We Made the Everglades a Python Buffet. We’re Doing the Same Thing to the Salad Bar.

There’s a snake in the Everglades that no one native to Florida ever asked for. The Burmese python didn’t slither up from the Caribbean or ride a hurricane in from Asia. We brought it — through the pet trade, a handful of released and escaped animals in the 1980s and ’90s that found a warm, wet, predator-free paradise and did what invasive things do. Now there are tens of thousands of them, the marsh rabbits and foxes and bobcats they’ve swallowed aren’t coming back, and no amount of bounty hunting will round up the last one. The bell doesn’t un-ring. Warming climates only widens the door: pythons are cold-sensitive, historically pinned to the southern tip of the state by hard freezes, but their range has been creeping north and there’s already evidence their genome is adapting to tolerate cold. Scientists still argue about how far they’ll ultimately spread — some models say much of the South, others say the habitat actually shrinks — but nobody argues about how they got here. We did that.

I keep thinking about that snake when I look at this summer’s Cyclospora numbers, because we are running the same play on the food supply.

Cyclospora used to be a passport problem — imported produce and travel to the tropics. Not anymore. It now turns up in domestically grown produce, the case counts have climbed decade over decade, and the FDA and CDC were worried enough to stand up a Cyclospora Task Force back in 2019. The science is careful with the word, but the direction isn’t subtle: this parasite is trending toward endemicity. Trending, in plain English, toward living here.

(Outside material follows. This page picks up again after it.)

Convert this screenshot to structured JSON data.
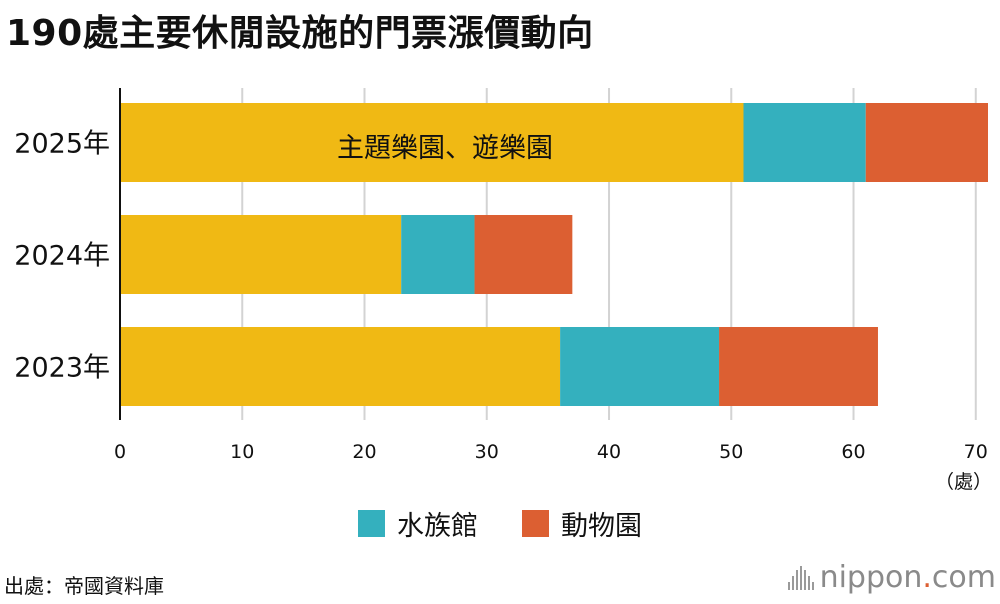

And here is where we outdo even the python. We spent two decades watching that population explode and calling it somebody else’s problem. With Cyclospora, we’ve done something dumber — we turned off the camera. On July 1, 2025, the CDC dropped Cyclospora from FoodNet’s mandatory tracking, shrinking the list of pathogens the country actively hunts for from eight down to two. We didn’t just accept an emerging invader. We stopped counting it, on purpose, the summer before it did this.

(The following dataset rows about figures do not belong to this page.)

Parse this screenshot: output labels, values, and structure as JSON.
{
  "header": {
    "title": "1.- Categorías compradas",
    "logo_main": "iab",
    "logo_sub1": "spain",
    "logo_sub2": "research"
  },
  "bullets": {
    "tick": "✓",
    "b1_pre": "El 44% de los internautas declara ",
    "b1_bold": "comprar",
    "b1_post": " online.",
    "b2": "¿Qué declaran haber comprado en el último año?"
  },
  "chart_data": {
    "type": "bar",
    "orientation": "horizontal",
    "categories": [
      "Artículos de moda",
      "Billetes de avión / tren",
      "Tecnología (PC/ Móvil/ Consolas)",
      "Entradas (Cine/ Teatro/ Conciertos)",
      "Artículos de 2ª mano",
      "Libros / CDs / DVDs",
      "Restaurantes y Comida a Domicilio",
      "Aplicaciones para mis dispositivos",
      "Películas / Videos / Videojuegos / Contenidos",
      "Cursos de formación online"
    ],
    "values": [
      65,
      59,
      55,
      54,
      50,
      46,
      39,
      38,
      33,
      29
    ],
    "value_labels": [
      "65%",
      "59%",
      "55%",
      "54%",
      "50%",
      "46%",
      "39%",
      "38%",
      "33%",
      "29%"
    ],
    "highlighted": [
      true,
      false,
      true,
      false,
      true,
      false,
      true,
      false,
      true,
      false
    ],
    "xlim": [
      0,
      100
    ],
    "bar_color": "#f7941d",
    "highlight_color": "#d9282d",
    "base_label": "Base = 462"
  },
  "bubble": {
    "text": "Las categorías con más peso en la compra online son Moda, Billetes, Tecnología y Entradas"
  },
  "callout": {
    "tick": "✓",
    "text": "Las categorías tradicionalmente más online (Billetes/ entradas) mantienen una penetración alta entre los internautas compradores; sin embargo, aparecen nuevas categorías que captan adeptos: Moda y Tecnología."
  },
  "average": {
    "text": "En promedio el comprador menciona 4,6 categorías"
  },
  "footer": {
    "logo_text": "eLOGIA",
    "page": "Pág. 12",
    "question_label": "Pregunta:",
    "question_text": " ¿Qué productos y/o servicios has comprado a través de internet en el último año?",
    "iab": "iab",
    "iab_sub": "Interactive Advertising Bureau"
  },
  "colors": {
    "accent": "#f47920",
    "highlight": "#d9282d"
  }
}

Because this is what “this” looks like: more than 3,000 people sickened across Michigan and Ohio, the worst of it in a state that logs 40 or 50 cases in a normal year. Michigan has finally named lettuce and salad greens as its leading suspect. And the two federal agencies that are supposed to find the contaminated lot? Their product columns are blank — no advisory, no recall, no named food, traceback merely “initiated.” That is not what vigilance looks like. That is what looking away looks like.

Yes, the climate is in this story. Cyclospora’s oocysts need warm, wet days to ripen into something infectious, and a warming, wetter growing season lengthens and intensifies that window — the same way warmth is inching the python’s door open. But warmth is the accelerant, not the arsonist. Every Cyclospora case on earth traces back to human waste reaching human food or water; the parasite has no animal reservoir, no wild swamp to breed in. It is a human problem start to finish. And the surveillance blackout isn’t weather — it’s a budget line. You cannot un-ring this bell any more than you can empty the Everglades of snakes; you do not recall an endemic parasite. But you can at least keep watching for it. We decided not to.

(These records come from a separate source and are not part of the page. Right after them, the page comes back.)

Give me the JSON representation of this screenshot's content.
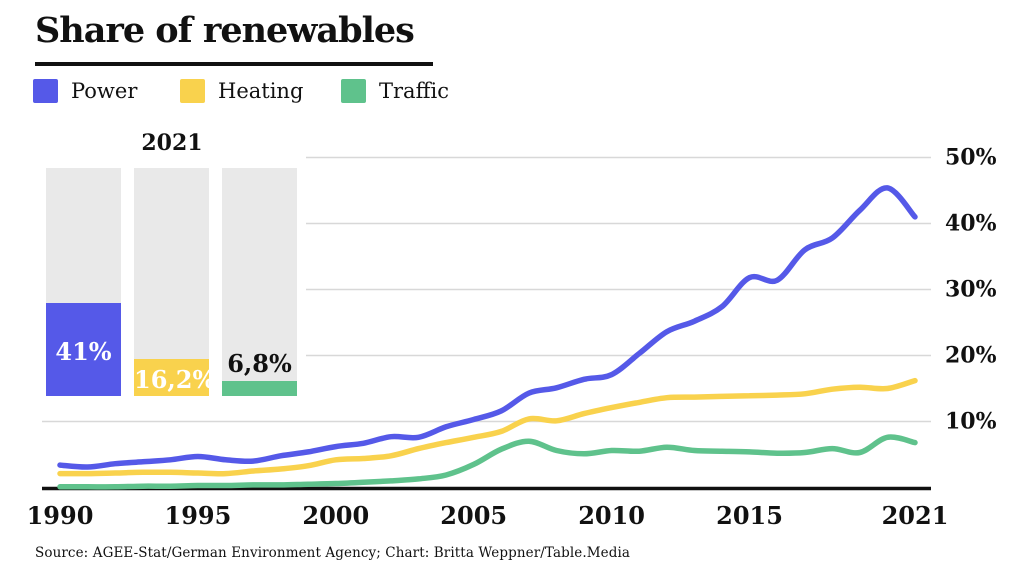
{
  "page": {
    "title": "Share of renewables",
    "source": "Source: AGEE-Stat/German Environment Agency; Chart: Britta Weppner/Table.Media"
  },
  "colors": {
    "power": "#5559e8",
    "heating": "#f9d24d",
    "traffic": "#5fc28c",
    "bar_track": "#e9e9e9",
    "gridline": "#d8d8d8",
    "axis_line": "#111111",
    "text": "#111111"
  },
  "legend": [
    {
      "label": "Power",
      "color": "#5559e8"
    },
    {
      "label": "Heating",
      "color": "#f9d24d"
    },
    {
      "label": "Traffic",
      "color": "#5fc28c"
    }
  ],
  "inset": {
    "title": "2021",
    "scale_max": 100,
    "bars": [
      {
        "series": "Power",
        "value": 41.0,
        "label": "41%",
        "label_color": "#ffffff",
        "label_position": "inside",
        "color": "#5559e8"
      },
      {
        "series": "Heating",
        "value": 16.2,
        "label": "16,2%",
        "label_color": "#ffffff",
        "label_position": "inside",
        "color": "#f9d24d"
      },
      {
        "series": "Traffic",
        "value": 6.8,
        "label": "6,8%",
        "label_color": "#111111",
        "label_position": "above",
        "color": "#5fc28c"
      }
    ]
  },
  "chart_data": {
    "type": "line",
    "title": "Share of renewables",
    "x": [
      1990,
      1991,
      1992,
      1993,
      1994,
      1995,
      1996,
      1997,
      1998,
      1999,
      2000,
      2001,
      2002,
      2003,
      2004,
      2005,
      2006,
      2007,
      2008,
      2009,
      2010,
      2011,
      2012,
      2013,
      2014,
      2015,
      2016,
      2017,
      2018,
      2019,
      2020,
      2021
    ],
    "series": [
      {
        "name": "Power",
        "color": "#5559e8",
        "values": [
          3.4,
          3.1,
          3.6,
          3.9,
          4.2,
          4.7,
          4.2,
          4.0,
          4.8,
          5.4,
          6.2,
          6.7,
          7.7,
          7.6,
          9.2,
          10.3,
          11.6,
          14.3,
          15.1,
          16.4,
          17.1,
          20.3,
          23.6,
          25.2,
          27.4,
          31.8,
          31.4,
          36.0,
          37.8,
          42.0,
          45.4,
          41.0
        ]
      },
      {
        "name": "Heating",
        "color": "#f9d24d",
        "values": [
          2.1,
          2.1,
          2.2,
          2.3,
          2.3,
          2.2,
          2.1,
          2.5,
          2.8,
          3.3,
          4.2,
          4.4,
          4.8,
          5.9,
          6.8,
          7.6,
          8.5,
          10.4,
          10.1,
          11.2,
          12.1,
          12.9,
          13.6,
          13.7,
          13.8,
          13.9,
          14.0,
          14.2,
          14.9,
          15.2,
          15.0,
          16.2
        ]
      },
      {
        "name": "Traffic",
        "color": "#5fc28c",
        "values": [
          0.1,
          0.1,
          0.1,
          0.2,
          0.2,
          0.3,
          0.3,
          0.4,
          0.4,
          0.5,
          0.6,
          0.8,
          1.0,
          1.3,
          1.9,
          3.5,
          5.8,
          7.0,
          5.6,
          5.1,
          5.6,
          5.5,
          6.1,
          5.6,
          5.5,
          5.4,
          5.2,
          5.3,
          5.9,
          5.3,
          7.6,
          6.8
        ]
      }
    ],
    "x_ticks": [
      {
        "value": 1990,
        "label": "1990"
      },
      {
        "value": 1995,
        "label": "1995"
      },
      {
        "value": 2000,
        "label": "2000"
      },
      {
        "value": 2005,
        "label": "2005"
      },
      {
        "value": 2010,
        "label": "2010"
      },
      {
        "value": 2015,
        "label": "2015"
      },
      {
        "value": 2021,
        "label": "2021"
      }
    ],
    "y_ticks": [
      {
        "value": 50,
        "label": "50%"
      },
      {
        "value": 40,
        "label": "40%"
      },
      {
        "value": 30,
        "label": "30%"
      },
      {
        "value": 20,
        "label": "20%"
      },
      {
        "value": 10,
        "label": "10%"
      }
    ],
    "ylim": [
      0,
      52
    ],
    "grid": true,
    "legend_position": "top-left",
    "y_axis_side": "right"
  }
}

The families living through this outbreak — weeks of watery, relapsing, hollowing illness, kids and grandparents in emergency rooms hooked to IV fluid — are not victims of bad luck or bad weather. They are victims of a preventable thing we chose to stop tracking. The python teaches the lesson we keep refusing to learn: the cheapest moment to act on an invader is before you’ve resigned yourself to it as permanent. With Cyclospora, we’re not even doing the watching.

We made the Everglades a python buffet by looking away for twenty years. We’re setting the salad bar up the same way — one defunded surveillance program at a time.